A recent example was the Austrian Tobacco Act , which provided a ban on smoking in public buildings until 2009, but did not attach any sanctions to it. A current example is the highway speed limit regulation in Germany. A complicated example is the regulation on abortion in the German or Austrian penal code , which under certain circumstances is illegal but not punishable by law.

Another example is the Universal Declaration of Human Rights (UDHR), Universal Declaration of Human Rights of the UN. Even if universal human rights are titled, the UDHR remains a merely non-binding recommendation of the UN, which is not justiciable therefore, unenforceable. This does not conflict with the fact that Art. 6 UDHR explicitly lists the right to legal capacity . Only those provisions of the UDHR are indirectly enforceable which have been adopted in binding international agreements , such as the Civil Pact (BPR) or the Social Pact (WSKR) .

Others

Individual evidence

  1. Ulp.

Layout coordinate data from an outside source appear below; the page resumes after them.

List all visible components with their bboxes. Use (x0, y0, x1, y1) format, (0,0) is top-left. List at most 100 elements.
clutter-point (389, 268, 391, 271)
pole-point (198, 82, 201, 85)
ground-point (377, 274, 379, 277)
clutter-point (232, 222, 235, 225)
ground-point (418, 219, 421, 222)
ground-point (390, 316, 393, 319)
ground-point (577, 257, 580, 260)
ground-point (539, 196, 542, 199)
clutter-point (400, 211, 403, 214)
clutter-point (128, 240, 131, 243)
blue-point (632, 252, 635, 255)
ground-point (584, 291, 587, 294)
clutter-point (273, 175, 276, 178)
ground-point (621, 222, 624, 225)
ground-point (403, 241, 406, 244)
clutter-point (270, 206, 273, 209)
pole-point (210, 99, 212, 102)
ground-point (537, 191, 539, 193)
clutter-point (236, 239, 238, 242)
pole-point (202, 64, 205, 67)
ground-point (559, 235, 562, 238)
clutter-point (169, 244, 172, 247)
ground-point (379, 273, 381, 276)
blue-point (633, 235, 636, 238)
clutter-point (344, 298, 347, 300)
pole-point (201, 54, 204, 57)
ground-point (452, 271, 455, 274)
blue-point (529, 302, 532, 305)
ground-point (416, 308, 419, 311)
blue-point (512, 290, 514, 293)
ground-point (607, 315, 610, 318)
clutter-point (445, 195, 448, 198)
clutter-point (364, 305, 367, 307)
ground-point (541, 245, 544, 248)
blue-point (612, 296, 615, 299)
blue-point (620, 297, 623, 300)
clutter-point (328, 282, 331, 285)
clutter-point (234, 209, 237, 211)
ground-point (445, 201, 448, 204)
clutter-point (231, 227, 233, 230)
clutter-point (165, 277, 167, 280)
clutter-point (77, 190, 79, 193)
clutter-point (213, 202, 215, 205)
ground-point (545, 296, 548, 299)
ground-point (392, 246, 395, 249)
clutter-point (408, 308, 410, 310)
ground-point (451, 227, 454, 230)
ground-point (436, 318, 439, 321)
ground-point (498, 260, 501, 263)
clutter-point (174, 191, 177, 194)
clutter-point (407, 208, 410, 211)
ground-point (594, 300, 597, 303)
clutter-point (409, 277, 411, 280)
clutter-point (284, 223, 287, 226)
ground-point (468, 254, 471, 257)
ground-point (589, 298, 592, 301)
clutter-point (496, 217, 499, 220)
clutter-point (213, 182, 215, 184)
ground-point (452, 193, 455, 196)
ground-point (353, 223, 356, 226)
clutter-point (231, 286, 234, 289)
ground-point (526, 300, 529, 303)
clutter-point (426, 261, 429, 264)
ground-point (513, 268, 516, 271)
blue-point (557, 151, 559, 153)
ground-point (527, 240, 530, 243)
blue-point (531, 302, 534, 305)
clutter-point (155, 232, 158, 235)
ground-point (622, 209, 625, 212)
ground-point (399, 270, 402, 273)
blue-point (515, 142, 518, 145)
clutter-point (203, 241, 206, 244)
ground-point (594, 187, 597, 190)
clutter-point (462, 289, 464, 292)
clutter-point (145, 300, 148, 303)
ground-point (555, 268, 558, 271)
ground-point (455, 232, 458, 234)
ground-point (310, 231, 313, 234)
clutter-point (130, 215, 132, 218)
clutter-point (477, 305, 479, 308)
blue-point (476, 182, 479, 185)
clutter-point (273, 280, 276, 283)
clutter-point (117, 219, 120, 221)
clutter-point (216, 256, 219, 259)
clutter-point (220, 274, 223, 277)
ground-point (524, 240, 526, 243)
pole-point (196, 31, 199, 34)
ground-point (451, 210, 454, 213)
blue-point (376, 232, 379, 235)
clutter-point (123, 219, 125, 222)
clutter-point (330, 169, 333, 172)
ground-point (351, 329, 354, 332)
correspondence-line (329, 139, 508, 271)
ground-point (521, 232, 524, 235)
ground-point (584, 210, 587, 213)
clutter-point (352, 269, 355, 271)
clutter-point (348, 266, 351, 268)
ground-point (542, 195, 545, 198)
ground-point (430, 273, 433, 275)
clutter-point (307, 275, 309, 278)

Epitome Ulpiani 1.
  2. Max Kaser : About prohibition laws and illegal business in Roman law . Publishing house of the Austrian Academy of Sciences (Philosophical-Historical Class, Meeting Reports Volume 312, Vienna 1977, p. 9 ff.
  3. ^ Herbert Hausmaninger, Walter Selb: Römisches Privatrecht , Böhlau, Vienna 1981 (9th edition 2001) (Böhlau-Studien-Bücher) ISBN 3-205-07171-9 , p. 144.
  4. ^ Felix Senn: Leges perfectae minus quam perfectae et imperfectae. 1902, p. 47 ff.
  5. Max Kaser: About prohibition laws and illegal business in Roman law . Publishing house of the Austrian Academy of Sciences (Philosophical-Historical Class, Meeting Reports Volume 312, Vienna 1977, pp. 29 ff (30 f.).